Usando muitas vezes armas contrabandeadas, os jagunços
do latifúndio (rebatizados de "empresas de segurança
privada") são, atualmente, a maior ameaça
à paz no campo. Ao tentar proteger os latifúndios
improdutivos do Paraná (terras muitas vezes já
com laudo de improdutividade - como é o caso da Fazenda
Trombini, em Foz do Jordão), essas milícias
colocam em xeque a autoridade constituída e criam clima
de medo e terror no Estado, escondendo-se atrás do
velho argumento de que "os sem terra deram o primeiro
tiro". A UDR anunciou, em março, a abertura de
15 escritórios no Paraná, reiterando a intenção
de impedir novas ocupações de terra.
O pêndulo da violência - A luta
pela terra no
Paraná em 2003
Jelson Oliveira*
Sessenta e dois acampamentos, envolvendo cerca de 15 mil famílias:
os dados da luta pela terra este ano no Paraná, comprovam
a emergência da Reforma Agrária no Estado, a
exemplo do que ocorre em todo o país. Os números
de pretendentes à terra cresceu mais de 100% no Estado
depois de oito anos de repressão sob o governo de Jaime
Lerner, responsável por uma onda de violência
que deixou 16 pessoas assassinadas, 31 vítimas de atentados,
47 ameaçadas de morte, 7 vítimas de tortura,
324 feridas, 488 presas em 134 ações violentas
de despejo que espalharam terror por todo o Paraná.

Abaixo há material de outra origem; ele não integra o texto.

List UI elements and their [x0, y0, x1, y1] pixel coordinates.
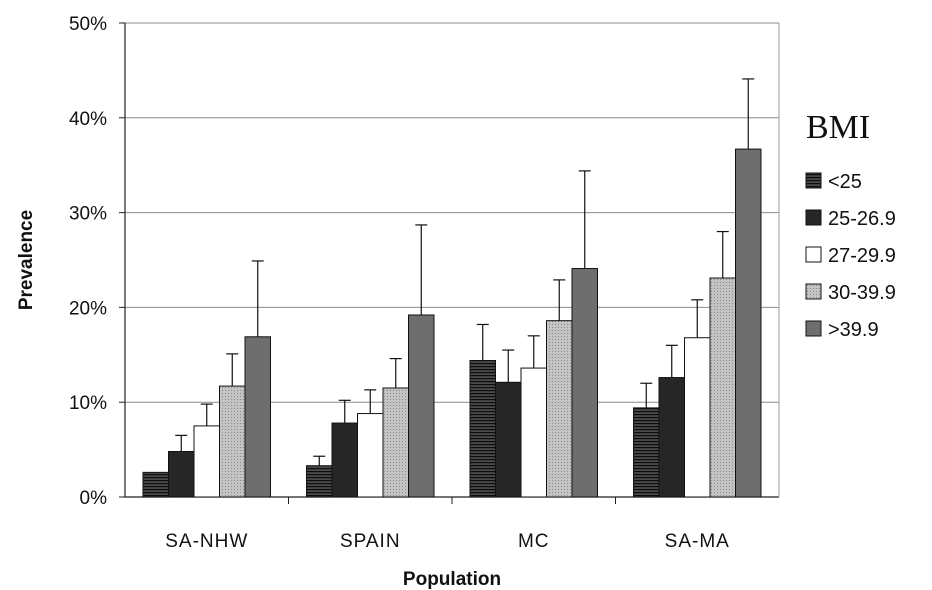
bar [520, 367, 547, 498]
legend-label: <25 [828, 171, 862, 193]
bar [331, 422, 358, 498]
x-axis-title: Population [403, 569, 501, 590]
y-tick-label: 20% [69, 298, 107, 319]
error-bars [175, 78, 755, 466]
legend-label: 25-26.9 [828, 208, 896, 230]
y-tick-label: 40% [69, 109, 107, 130]
bar [142, 471, 169, 498]
y-tick-label: 30% [69, 204, 107, 225]
y-tick-label: 50% [69, 14, 107, 35]
legend: BMI <25 25-26.9 27-29.9 30-39.9 >39.9 [805, 109, 896, 341]
legend-label: 30-39.9 [828, 282, 896, 304]
bars [142, 148, 762, 498]
legend-swatch [805, 172, 822, 189]
legend-label: 27-29.9 [828, 245, 896, 267]
bar [735, 148, 762, 498]
bar [244, 336, 271, 498]
bar [684, 337, 711, 498]
bar [408, 314, 435, 498]
bar [709, 277, 736, 498]
legend-label: >39.9 [828, 319, 879, 341]
y-tick-label: 0% [80, 488, 108, 509]
legend-swatch [805, 283, 822, 300]
x-tick-label: SPAIN [340, 531, 401, 552]
gridlines [125, 22, 779, 403]
bar [469, 359, 496, 498]
bar [193, 425, 220, 498]
legend-title: BMI [806, 109, 870, 146]
bar [571, 268, 598, 498]
tick-labels: 0% 10% 20% 30% 40% 50% SA-NHW SPAIN MC SA-MA [69, 14, 730, 552]
x-tick-label: SA-MA [665, 531, 730, 552]
bar [658, 377, 685, 498]
y-axis-title: Prevalence [16, 210, 37, 310]
bar [633, 407, 660, 498]
bar [168, 450, 195, 498]
y-tick-label: 10% [69, 393, 107, 414]
legend-swatch [805, 320, 822, 337]
x-tick-label: SA-NHW [165, 531, 248, 552]
bar [546, 320, 573, 498]
bar [219, 385, 246, 498]
legend-swatch [805, 246, 822, 263]
bar [357, 413, 384, 498]
legend-swatch [805, 209, 822, 226]
bar [382, 387, 409, 498]
bar [495, 381, 522, 498]
x-tick-label: MC [518, 531, 550, 552]
bar [306, 465, 333, 498]
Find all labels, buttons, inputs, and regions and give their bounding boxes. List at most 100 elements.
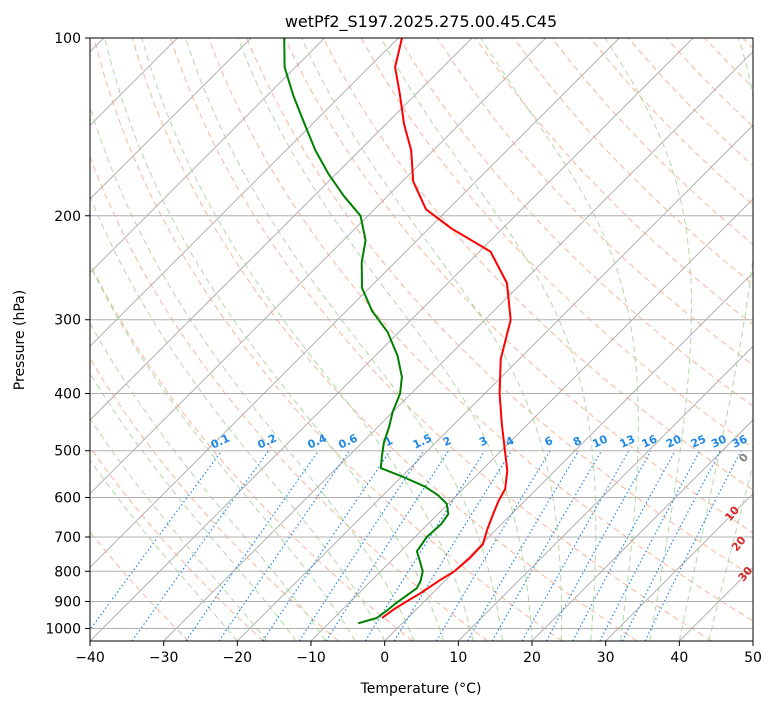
mixing-ratio-line [621,450,721,641]
mixing-ratio-line [572,450,676,641]
isotherm-line [384,271,753,641]
mixing-ratio-line [364,450,486,641]
background-lines [90,38,753,641]
y-tick-label: 700 [54,530,81,546]
dry-adiabat-line [475,38,753,325]
dry-adiabat-line [513,38,753,285]
dry-adiabat-line [93,38,563,641]
dry-adiabat-line [436,38,753,366]
isotherm-line [236,124,753,641]
pressure-gridlines [90,38,753,629]
mixing-ratio-line [90,450,223,631]
isotherm-line [90,38,473,421]
temperature-profile-line [381,38,512,619]
x-tick-label: 50 [744,650,762,666]
x-tick-label: −20 [223,650,253,666]
x-tick-label: 40 [670,650,688,666]
mixing-ratio-label: 10 [590,432,610,450]
y-tick-label: 400 [54,387,81,403]
x-tick-label: 10 [449,650,467,666]
moist-adiabat-line [90,264,356,641]
isotherm-line [531,419,753,641]
dry-adiabat-line [666,38,753,128]
mixing-ratio-line [131,450,270,641]
chart-title: wetPf2_S197.2025.275.00.45.C45 [285,12,557,32]
x-tick-label: 0 [380,650,389,666]
mixing-ratio-label: 3 [477,434,489,449]
dry-adiabat-line [169,38,712,641]
moist-adiabat-line [90,417,268,641]
isotherm-line [90,38,620,569]
moist-adiabat-line [185,38,503,641]
mixing-ratio-line [262,450,391,641]
moist-adiabat-line [678,38,753,641]
mixing-ratio-labels: 0.1 0.2 0.4 0.6 1 1.5 2 3 4 6 8 10 13 16 20 25 30 36 [209,431,750,451]
dry-adiabat-line [246,38,753,578]
isotherm-line [605,492,753,641]
mixing-ratio-line [435,450,551,641]
isotherm-line [90,38,252,200]
plot-frame [89,37,754,642]
mixing-ratio-line [325,450,450,641]
mixing-ratio-label: 36 [730,432,750,450]
moist-adiabat-line [604,38,693,641]
mixing-ratio-label: 25 [689,432,708,450]
dry-adiabat-line [90,446,264,641]
mixing-ratio-label: 0.4 [306,431,329,451]
dry-adiabat-line [208,38,753,622]
mixing-ratio-label: 0.2 [256,432,279,452]
x-axis-label: Temperature (°C) [360,681,482,697]
mixing-ratio-line [491,450,603,641]
isotherm-line [310,198,753,641]
dry-adiabat-line [589,38,753,206]
x-axis-ticks: −40 −30 −20 −10 0 10 20 30 40 50 [75,641,762,666]
dry-adiabat-line [742,38,753,50]
y-tick-label: 600 [54,490,81,506]
y-tick-label: 200 [54,209,81,225]
mixing-ratio-line [545,450,652,641]
x-tick-label: −40 [75,650,105,666]
y-tick-label: 300 [54,313,81,329]
y-tick-label: 800 [54,564,81,580]
isotherm-line [678,566,753,641]
mixing-ratio-label: 8 [571,434,583,449]
moist-adiabat-line [141,38,474,641]
y-tick-label: 100 [54,31,81,47]
mixing-ratio-line [393,450,512,641]
mixing-ratio-line [185,450,320,641]
moist-adiabat-line [104,38,445,641]
isotherm-line [90,38,399,348]
moist-adiabat-line [90,459,238,641]
dry-adiabat-line [131,38,638,641]
y-tick-label: 900 [54,594,81,610]
sounding-profiles [283,38,512,625]
moist-adiabat-label: 0 [736,451,751,465]
mixing-ratio-label: 0.1 [209,432,232,452]
isotherm-line [90,38,326,274]
isotherm-line [457,345,753,641]
moist-adiabat-line [708,463,753,641]
dry-adiabat-line [322,38,753,491]
isotherm-line [752,640,753,641]
x-tick-label: 30 [597,650,615,666]
isotherm-line [90,38,547,495]
moist-adiabat-line [90,322,327,641]
moist-adiabat-line [380,38,597,641]
x-tick-label: 20 [523,650,541,666]
moist-adiabat-line [90,104,415,641]
x-tick-label: −30 [149,650,179,666]
y-axis-ticks: 100 200 300 400 500 600 700 800 900 1000 [45,31,90,637]
y-tick-label: 500 [54,444,81,460]
moist-adiabat-line [90,372,297,641]
mixing-ratio-line [521,450,630,641]
mixing-ratio-line [644,450,742,641]
dry-adiabat-line [284,38,753,534]
moist-adiabat-line [90,194,386,641]
mixing-ratio-line [298,450,425,641]
y-axis-label: Pressure (hPa) [12,290,28,390]
moist-adiabat-line [301,38,563,641]
moist-adiabat-line [237,38,533,641]
mixing-ratio-label: 20 [664,432,684,450]
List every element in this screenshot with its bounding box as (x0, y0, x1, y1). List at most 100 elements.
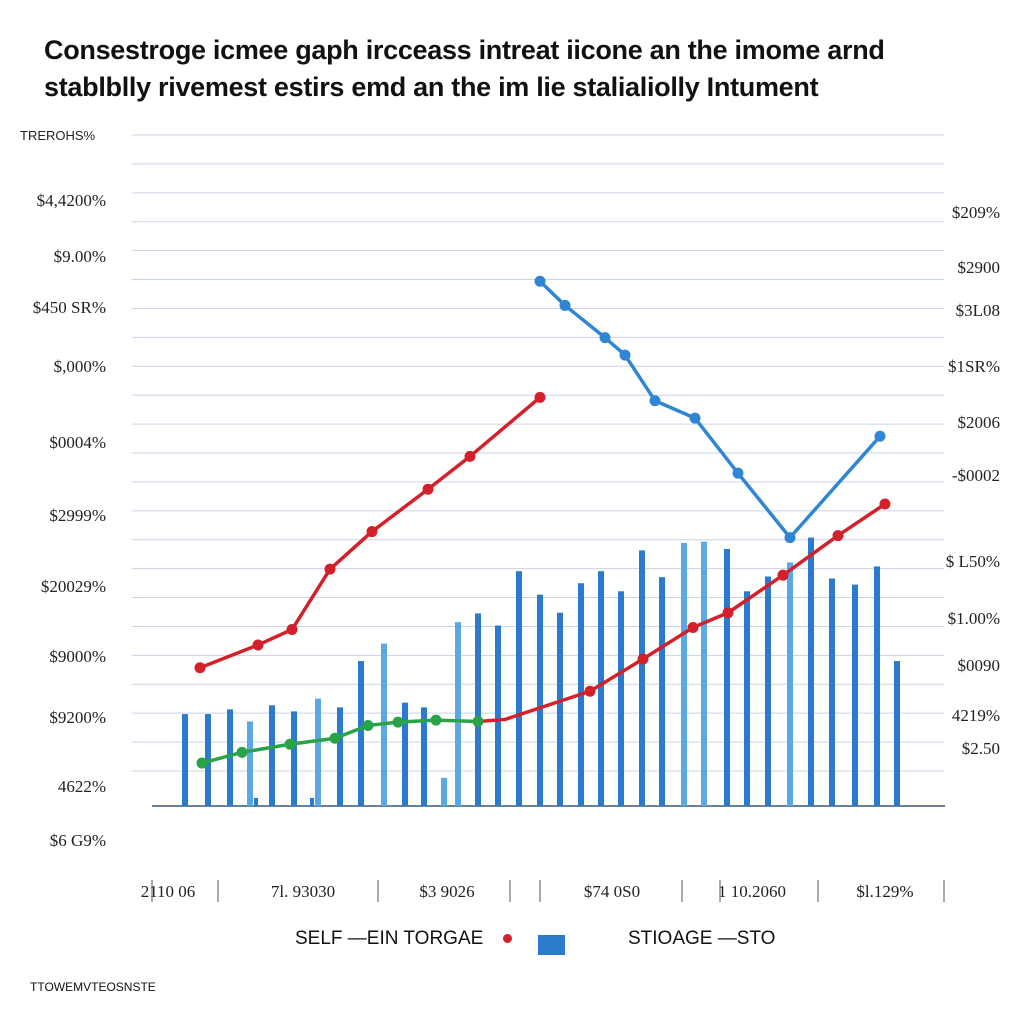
point-blue-7 (784, 532, 796, 544)
bar-33 (874, 566, 880, 806)
right-tick-7: $1.00% (948, 609, 1000, 628)
bar-32 (852, 584, 858, 806)
point-blue-4 (649, 395, 661, 407)
line-red-0 (199, 396, 542, 670)
left-tick-1: $9.00% (54, 247, 106, 266)
point-green-2 (284, 738, 296, 750)
bar-21 (618, 591, 624, 806)
legend-label-1: SELF —EIN TORGAE (295, 928, 484, 949)
x-tick-4: 1 10.2060 (718, 882, 786, 901)
bar-30 (808, 537, 814, 806)
point-red-7 (534, 391, 546, 403)
bar-20 (598, 571, 604, 806)
point-red-5 (422, 483, 434, 495)
bar-23 (659, 577, 665, 806)
x-tick-3: $74 0S0 (584, 882, 640, 901)
right-tick-1: $2900 (958, 258, 1001, 277)
line-green-0 (201, 718, 479, 765)
bar-4 (269, 705, 275, 806)
chart-title-line-2: stablblly rivemest estirs emd an the im … (44, 72, 819, 102)
point-green-5 (392, 716, 404, 728)
left-tick-9: 4622% (58, 777, 106, 796)
bar-0 (182, 714, 188, 806)
bar-stub-0 (254, 798, 258, 806)
bar-stub-1 (310, 798, 314, 806)
x-tick-0: 2110 06 (141, 882, 196, 901)
bar-31 (829, 578, 835, 806)
bar-17 (537, 594, 543, 806)
bar-15 (495, 625, 501, 806)
point-red-6 (464, 450, 476, 462)
point-green-6 (430, 714, 442, 726)
bar-14 (475, 613, 481, 806)
bar-27 (744, 591, 750, 806)
bar-34 (894, 661, 900, 806)
point-red-0 (194, 662, 206, 674)
point-blue-0 (534, 275, 546, 287)
point-red-12 (777, 569, 789, 581)
point-blue-6 (732, 467, 744, 479)
left-tick-4: $0004% (49, 433, 106, 452)
right-tick-3: $1SR% (948, 357, 1000, 376)
bar-28 (765, 576, 771, 806)
point-green-4 (362, 719, 374, 731)
legend-item-1: SELF —EIN TORGAE (295, 928, 512, 950)
bar-3 (247, 721, 253, 806)
right-tick-2: $3L08 (956, 301, 1000, 320)
point-blue-2 (599, 332, 611, 344)
point-red-11 (722, 607, 734, 619)
bar-24 (681, 542, 687, 806)
right-tick-10: $2.50 (962, 739, 1000, 758)
point-blue-8 (874, 430, 886, 442)
legend-item-2: STIOAGE —STO (628, 928, 775, 950)
point-blue-5 (689, 412, 701, 424)
point-red-14 (879, 498, 891, 510)
left-tick-8: $9200% (49, 708, 106, 727)
bar-2 (227, 709, 233, 806)
bar-10 (402, 702, 408, 806)
x-tick-5: $l.129% (856, 882, 913, 901)
left-tick-7: $9000% (49, 647, 106, 666)
chart-title: Consestroge icmee gaph ircceass intreat … (44, 32, 984, 106)
bar-7 (337, 707, 343, 806)
point-red-4 (366, 526, 378, 538)
point-red-13 (832, 530, 844, 542)
left-tick-10: $6 G9% (50, 831, 106, 850)
bar-29 (787, 562, 793, 806)
bar-5 (291, 711, 297, 806)
left-tick-3: $,000% (54, 357, 106, 376)
point-red-3 (324, 563, 336, 575)
bar-6 (315, 698, 321, 806)
point-red-2 (286, 624, 298, 636)
bar-series (182, 537, 900, 806)
legend-marker-blue (538, 935, 565, 955)
bar-26 (724, 549, 730, 806)
bar-25 (701, 541, 707, 806)
point-red-1 (252, 639, 264, 651)
point-green-3 (329, 732, 341, 744)
point-green-7 (472, 715, 484, 727)
point-red-10 (687, 622, 699, 634)
left-tick-2: $450 SR% (33, 298, 106, 317)
bar-8 (358, 661, 364, 806)
line-series (194, 275, 891, 769)
point-blue-3 (619, 349, 631, 361)
bar-13 (455, 622, 461, 806)
x-tick-2: $3 9026 (419, 882, 474, 901)
point-blue-1 (559, 299, 571, 311)
line-blue-0 (538, 280, 882, 540)
axis-ticks: $4,4200% $9.00% $450 SR% $,000% $0004% $2999%… (33, 191, 1000, 902)
right-tick-5: -$0002 (952, 466, 1000, 485)
point-green-1 (236, 746, 248, 758)
point-green-0 (196, 757, 208, 769)
right-tick-9: 4219% (952, 706, 1000, 725)
x-tick-1: 7l. 93030 (271, 882, 335, 901)
right-tick-6: $ L50% (946, 552, 1000, 571)
y-axis-label: TREROHS% (20, 128, 96, 143)
bar-18 (557, 612, 563, 806)
left-tick-6: $20029% (41, 577, 106, 596)
legend-marker-red (502, 934, 512, 944)
left-tick-0: $4,4200% (37, 191, 106, 210)
right-tick-8: $0090 (958, 656, 1001, 675)
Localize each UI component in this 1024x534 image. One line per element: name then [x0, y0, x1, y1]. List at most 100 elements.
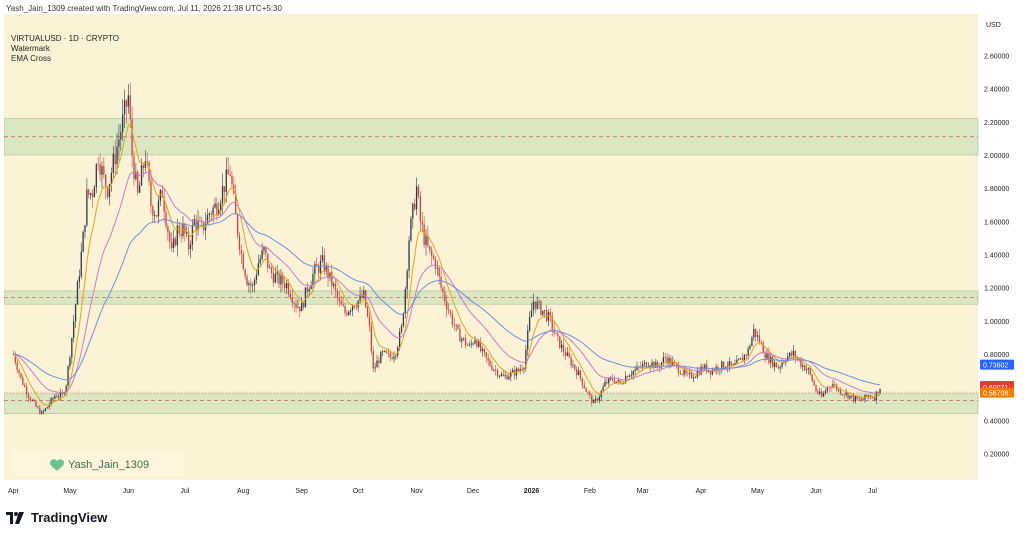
candle-body-24	[57, 396, 60, 398]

Lerner foi o exemplo mais paupável do pacto anti-reforma
agrária firmado entre o Poder Executivo e os latifundiários,
associados à União Democrática Ruralista
(UDR) e suas afiliadas.
Condenado
internacionalmente pelas graves violações de
direitos humanos, Lerner interceptou todas as tentativas de
efetivação da Reforma Agrária, tomando
em suas mãos a condução do Instituto
Nacional de Colonização e Reforma Agrária
(INCRA) e lançando forte repressão policial
contra trabalhadores/as rurais sem terra. Ideologicamente
treinada para combater os sem terra, a Polícia Militar
do Paraná implementou uma estratégia que pretendia
eliminar os movimentos sociais através da violência,
enquanto outras medidas eram tomadas junto à imprensa
e à sociedade, com o fim de desmobilizar, isolar e
criminalizar os sem terra.
A
mudança de governo no Paraná veio acompanhada
de indicativos de mudança na estratégia de tratamento
da questão agrária, com reiteradas declarações
do novo governador Roberto Requião de que agiria com
responsabilidade, tratando a questão agrária
como problema social e não como caso de polícia.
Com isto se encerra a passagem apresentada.